The fate of the largest East Coast oil refinery is set to be decided on Friday in an auction that could determine whether the Philadelphia plant is restarted or used for a different purpose for the first time in over a century, Reuters reported. The refinery’s owner, Philadelphia Energy Solutions, is scheduled to reveal the winning bidder on Wednesday during a hearing at the U.S. Bankruptcy Court for the District of Delaware, which will need to approve the sale. PES filed for bankruptcy on July 21, a month after a fire and explosions destroyed a portion of its 335,000 barrel-per-day oil refinery complex. It wound down the roughly 150-year-old plant and laid off hundreds of workers over the following weeks.
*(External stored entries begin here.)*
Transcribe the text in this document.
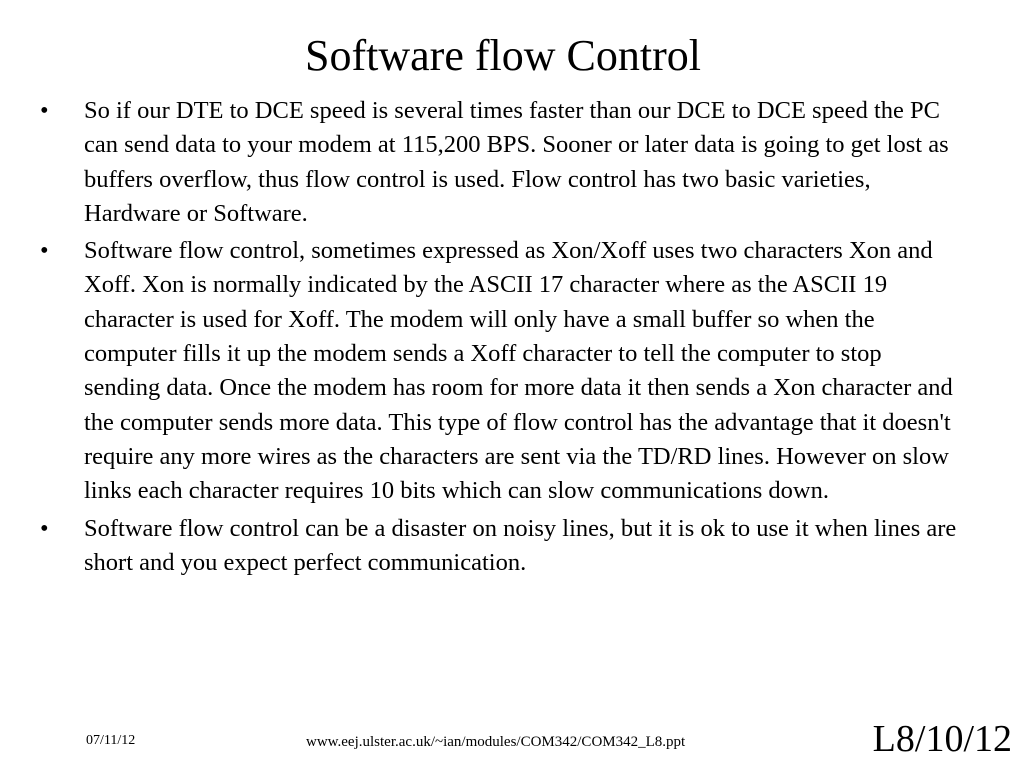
Software flow Control
•	So if our DTE to DCE speed is several times faster than our DCE to DCE speed the PC can send data to your modem at 115,200 BPS. Sooner or later data is going to get lost as buffers overflow, thus flow control is used. Flow control has two basic varieties, Hardware or Software.
•	Software flow control, sometimes expressed as Xon/Xoff uses two characters Xon and Xoff. Xon is normally indicated by the ASCII 17 character where as the ASCII 19 character is used for Xoff. The modem will only have a small buffer so when the computer fills it up the modem sends a Xoff character to tell the computer to stop sending data. Once the modem has room for more data it then sends a Xon character and the computer sends more data. This type of flow control has the advantage that it doesn't require any more wires as the characters are sent via the TD/RD lines. However on slow links each character requires 10 bits which can slow communications down.
•	Software flow control can be a disaster on noisy lines, but it is ok to use it when lines are short and you expect perfect communication.
07/11/12	www.eej.ulster.ac.uk/~ian/modules/COM342/COM342_L8.ppt	L8/10/12
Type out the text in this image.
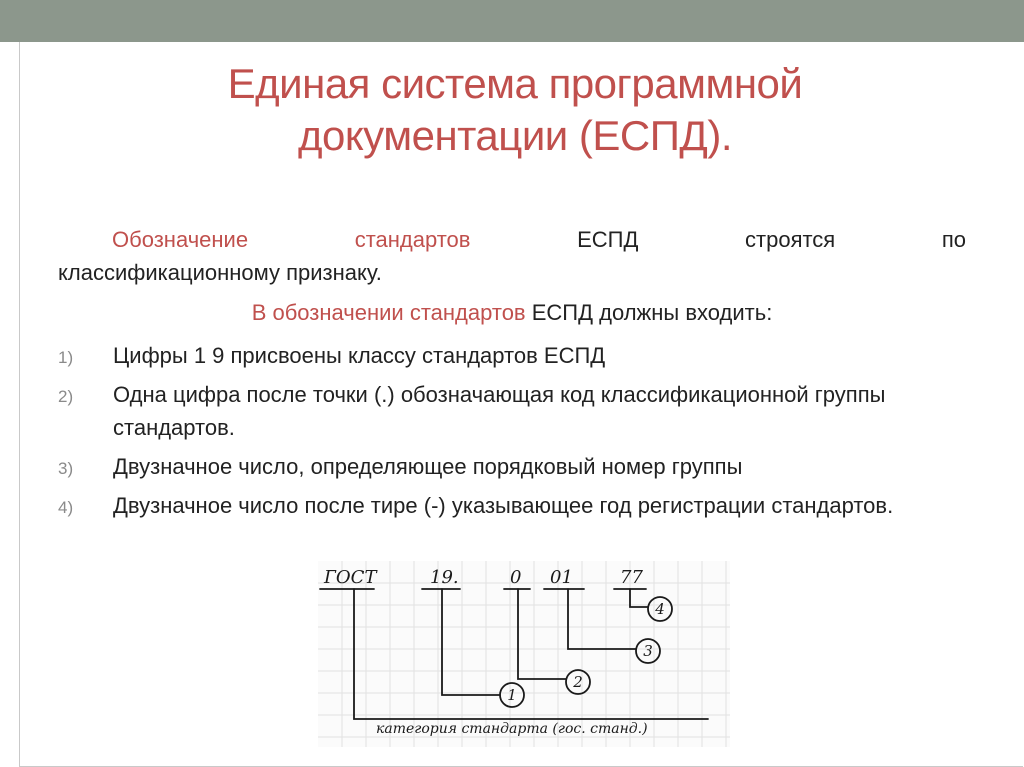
Единая система программной
документации (ЕСПД).
Обозначение	стандартов	ЕСПД	строятся	по
классификационному признаку.
В обозначении стандартов ЕСПД должны входить:
1) Цифры 1 9 присвоены классу стандартов ЕСПД
2) Одна цифра после точки (.) обозначающая код классификационной группы стандартов.
3) Двузначное число, определяющее порядковый номер группы
4) Двузначное число после тире (-) указывающее год регистрации стандартов.
ГОСТ	19.	0 01	77
1
2
3
4
категория стандарта (гос. станд.)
The PES site located less than three miles (5 km) from downtown Philadelphia has also attracted bids from several real estate developers. One of the groups proposed to model itself after the Philadelphia’s Navy Yard, which was turned into a campus for company headquarters, including clothing retailer Urban Outfitters, while operating a section for commercial shipping. Most of the bids from real estate developers involved keeping the site as an industrial operation.
Insys Therapeutics Inc., the first drugmaker driven to bankruptcy by fallout from the opioid crisis, won court approval of a bankruptcy plan that pays less than a dime for each dollar it owes to the people, cities, states and tribes claiming damage from the drug epidemic, WSJ Pro Bankruptcy reported. Shareholders of the once-thriving company will be wiped out under the chapter 11 plan approved Thursday by Judge Kevin Gross in the U.S. Bankruptcy Court in Wilmington, Del. Insys filed for chapter 11 protection in June, after reaching a deal with the U.S. Justice Department and seeing a raft of its former leaders convicted on federal racketeering charges. In bankruptcy, the company sold the rights to its flagship opioid, a form of the fentanyl painkiller called Subsys, and other pharmaceutical assets. OxyContin maker Purdue Pharma LP filed for bankruptcy in September. It is in better financial shape than Insys, and Purdue’s owners, the Sackler family, have offered to contribute $3 billion to pay off creditors, including the same cities, states and tribes that sued Insys and others involved in the opioid crisis.